Why did it take so long


For digital to finally come of age. It seems that we are finally extracting the full potential of digital. Why did it take over thirty years for them to realize it wasn’t the failure of the cd, but the failure to properly recover all the information off it correctly?
goldenear1948

Because the information recovery was never the problem.

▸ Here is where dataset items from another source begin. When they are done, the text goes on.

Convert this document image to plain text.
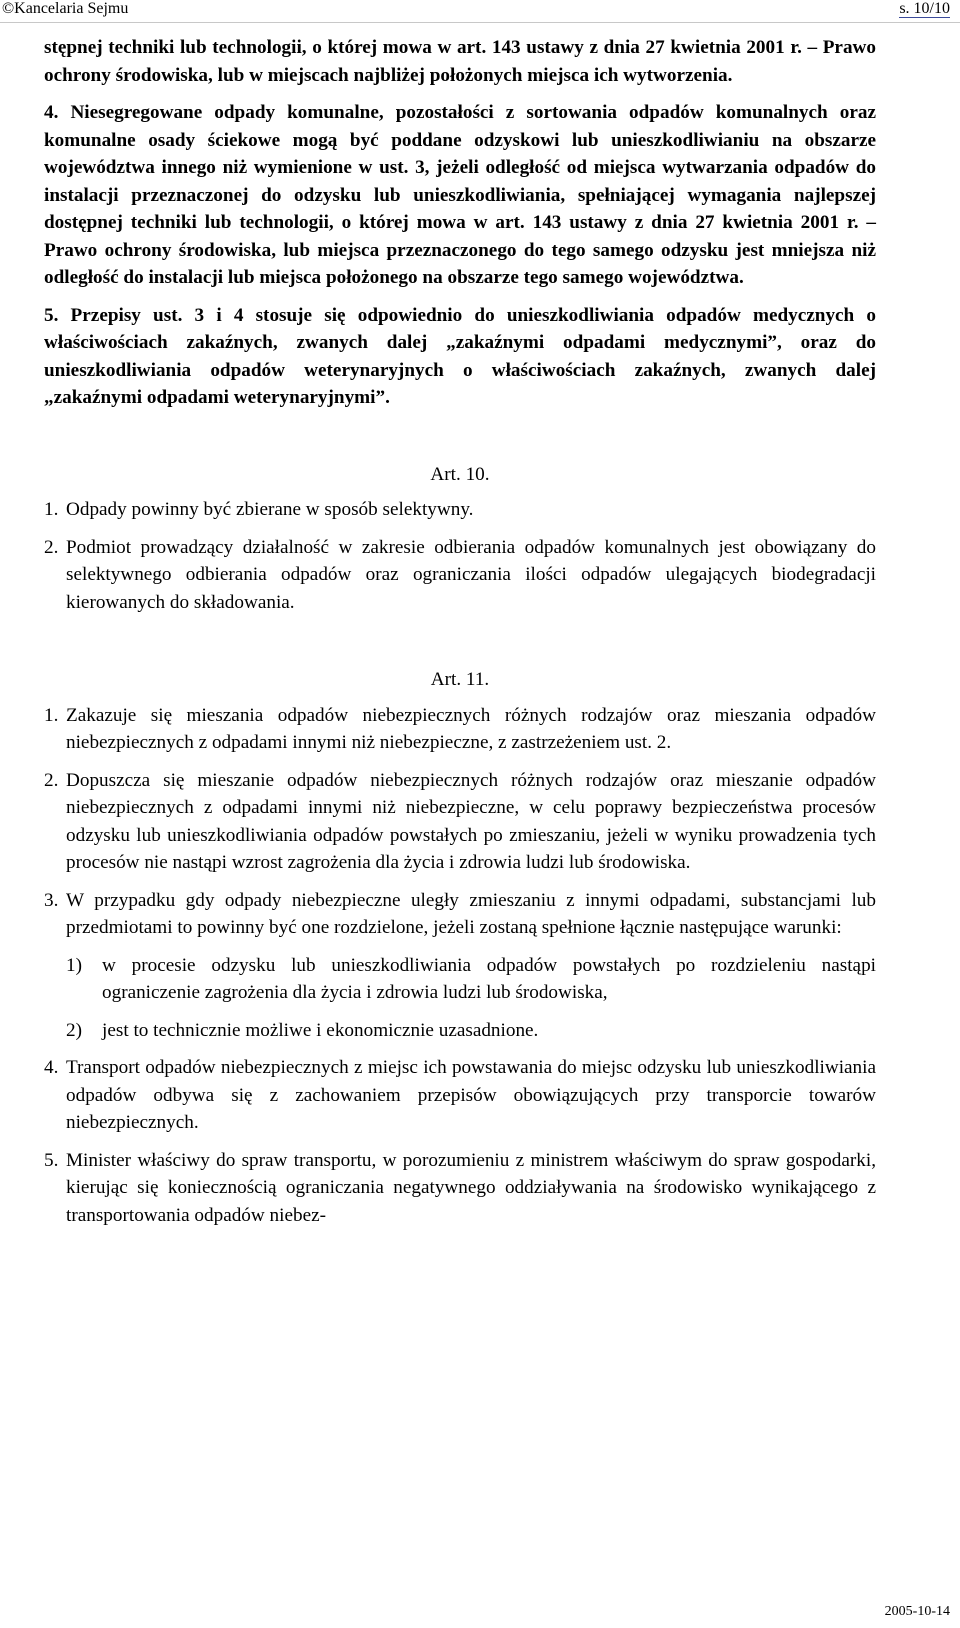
©Kancelaria Sejmu	s. 10/10

stępnej techniki lub technologii, o której mowa w art. 143 ustawy z dnia 27 kwietnia 2001 r. – Prawo ochrony środowiska, lub w miejscach najbliżej położonych miejsca ich wytworzenia.

4. Niesegregowane odpady komunalne, pozostałości z sortowania odpadów komunalnych oraz komunalne osady ściekowe mogą być poddane odzyskowi lub unieszkodliwianiu na obszarze województwa innego niż wymienione w ust. 3, jeżeli odległość od miejsca wytwarzania odpadów do instalacji przeznaczonej do odzysku lub unieszkodliwiania, spełniającej wymagania najlepszej dostępnej techniki lub technologii, o której mowa w art. 143 ustawy z dnia 27 kwietnia 2001 r. – Prawo ochrony środowiska, lub miejsca przeznaczonego do tego samego odzysku jest mniejsza niż odległość do instalacji lub miejsca położonego na obszarze tego samego województwa.

5. Przepisy ust. 3 i 4 stosuje się odpowiednio do unieszkodliwiania odpadów medycznych o właściwościach zakaźnych, zwanych dalej „zakaźnymi odpadami medycznymi”, oraz do unieszkodliwiania odpadów weterynaryjnych o właściwościach zakaźnych, zwanych dalej „zakaźnymi odpadami weterynaryjnymi”.

Art. 10.

1. Odpady powinny być zbierane w sposób selektywny.
2. Podmiot prowadzący działalność w zakresie odbierania odpadów komunalnych jest obowiązany do selektywnego odbierania odpadów oraz ograniczania ilości odpadów ulegających biodegradacji kierowanych do składowania.

Art. 11.

1. Zakazuje się mieszania odpadów niebezpiecznych różnych rodzajów oraz mieszania odpadów niebezpiecznych z odpadami innymi niż niebezpieczne, z zastrzeżeniem ust. 2.
2. Dopuszcza się mieszanie odpadów niebezpiecznych różnych rodzajów oraz mieszanie odpadów niebezpiecznych z odpadami innymi niż niebezpieczne, w celu poprawy bezpieczeństwa procesów odzysku lub unieszkodliwiania odpadów powstałych po zmieszaniu, jeżeli w wyniku prowadzenia tych procesów nie nastąpi wzrost zagrożenia dla życia i zdrowia ludzi lub środowiska.
3. W przypadku gdy odpady niebezpieczne uległy zmieszaniu z innymi odpadami, substancjami lub przedmiotami to powinny być one rozdzielone, jeżeli zostaną spełnione łącznie następujące warunki:
1)	w procesie odzysku lub unieszkodliwiania odpadów powstałych po rozdzieleniu nastąpi ograniczenie zagrożenia dla życia i zdrowia ludzi lub środowiska,
2)	jest to technicznie możliwe i ekonomicznie uzasadnione.
4. Transport odpadów niebezpiecznych z miejsc ich powstawania do miejsc odzysku lub unieszkodliwiania odpadów odbywa się z zachowaniem przepisów obowiązujących przy transporcie towarów niebezpiecznych.
5. Minister właściwy do spraw transportu, w porozumieniu z ministrem właściwym do spraw gospodarki, kierując się koniecznością ograniczania negatywnego oddziaływania na środowisko wynikającego z transportowania odpadów niebez-
2005-10-14
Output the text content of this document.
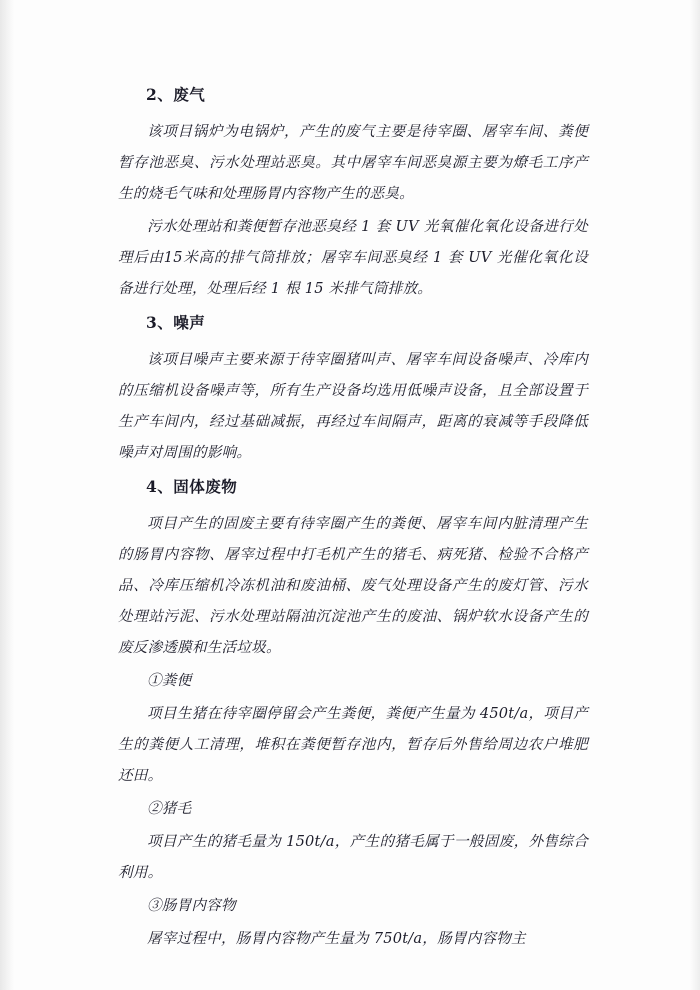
2、废气

该项目锅炉为电锅炉，产生的废气主要是待宰圈、屠宰车间、粪便暂存池恶臭、污水处理站恶臭。其中屠宰车间恶臭源主要为燎毛工序产生的烧毛气味和处理肠胃内容物产生的恶臭。

污水处理站和粪便暂存池恶臭经 1 套 UV 光氧催化氧化设备进行处理后由15米高的排气筒排放；屠宰车间恶臭经 1 套 UV 光催化氧化设备进行处理，处理后经 1 根 15 米排气筒排放。

3、噪声

该项目噪声主要来源于待宰圈猪叫声、屠宰车间设备噪声、冷库内的压缩机设备噪声等，所有生产设备均选用低噪声设备，且全部设置于生产车间内，经过基础减振，再经过车间隔声，距离的衰减等手段降低噪声对周围的影响。

4、固体废物

项目产生的固废主要有待宰圈产生的粪便、屠宰车间内脏清理产生的肠胃内容物、屠宰过程中打毛机产生的猪毛、病死猪、检验不合格产品、冷库压缩机冷冻机油和废油桶、废气处理设备产生的废灯管、污水处理站污泥、污水处理站隔油沉淀池产生的废油、锅炉软水设备产生的废反渗透膜和生活垃圾。

①粪便

项目生猪在待宰圈停留会产生粪便，粪便产生量为 450t/a，项目产生的粪便人工清理，堆积在粪便暂存池内，暂存后外售给周边农户堆肥还田。

②猪毛

项目产生的猪毛量为 150t/a，产生的猪毛属于一般固废，外售综合利用。

③肠胃内容物

屠宰过程中，肠胃内容物产生量为 750t/a，肠胃内容物主
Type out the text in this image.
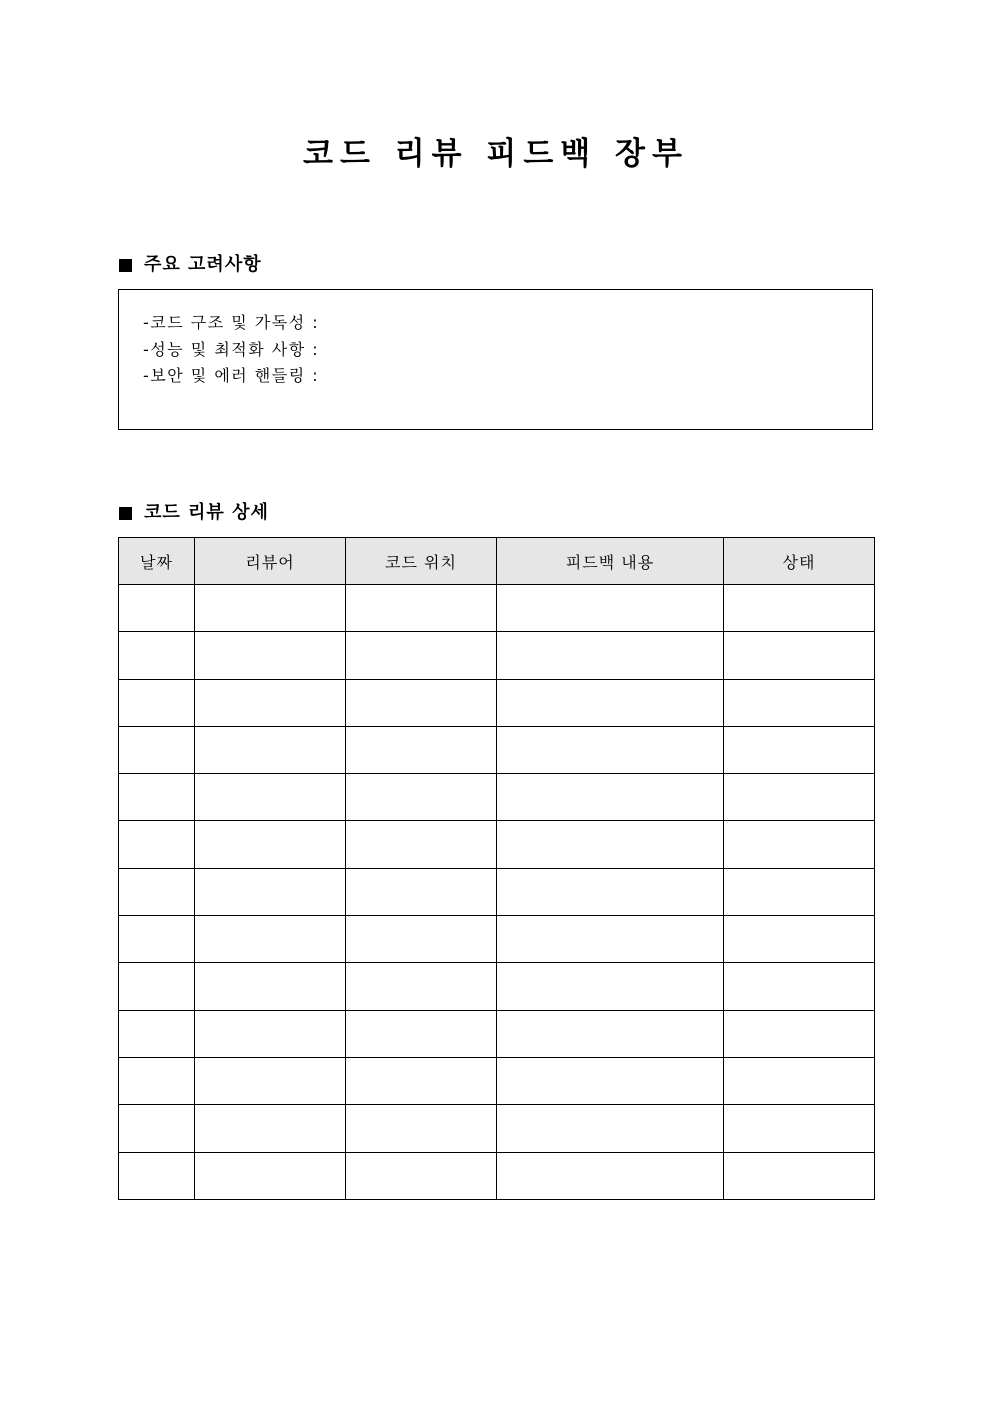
코드 리뷰 피드백 장부
주요 고려사항
-코드 구조 및 가독성 :
-성능 및 최적화 사항 :
-보안 및 에러 핸들링 :
코드 리뷰 상세
날짜	리뷰어	코드 위치	피드백 내용	상태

These were the problem and still are in many cases: 

1) Jitter in the digital signal, particularly from CD transports

2) Digital filtering technique in the DAC

3) Accuracy in the D/A and signal-to-noise ratio

It not only took many years to wrap our heads around these, it took many new technologies, protocols, techniques, new passive parts and interfaces to improve on them, including:

Low-jitter oscillators

Asynchronous USB interfaces

DSD and MQA

Improved digital filters in D/A chips, Apodizing filters and other custom digital filters

Ethernet - DLNA and RAAT interfaces

Teflon and polystyrene capacitors

Faster logic families for gates and flip-flops

Techniques for more accurate R2R resistor networks

Techniques for lower noise, faster-reacting voltage regulators

Upsampling and hi-res formats

Steve N.

Empirical Audio

I think the cd was released before it was ready for prime time.  All Sony could see was those $ signs.  I think digital will continue to improve for a long time to come.
Weaning off all the hardware associated with the disc itself and recording direct to memory of one form or other currently seems like it might be the next step - no more lasers and player mechanisms, etc helps...if we can actually get to the point of having a complete record/playback chain without all that anyway. Not there just yet generally, but we're getting closer...but, for that, copyright issues remain in the foreseeable future.
The scattered background laser light getting into the photodetector is still an issue. They are either unaware of the issue or choose to ignore it. And seismic vibration is still an issue obviously.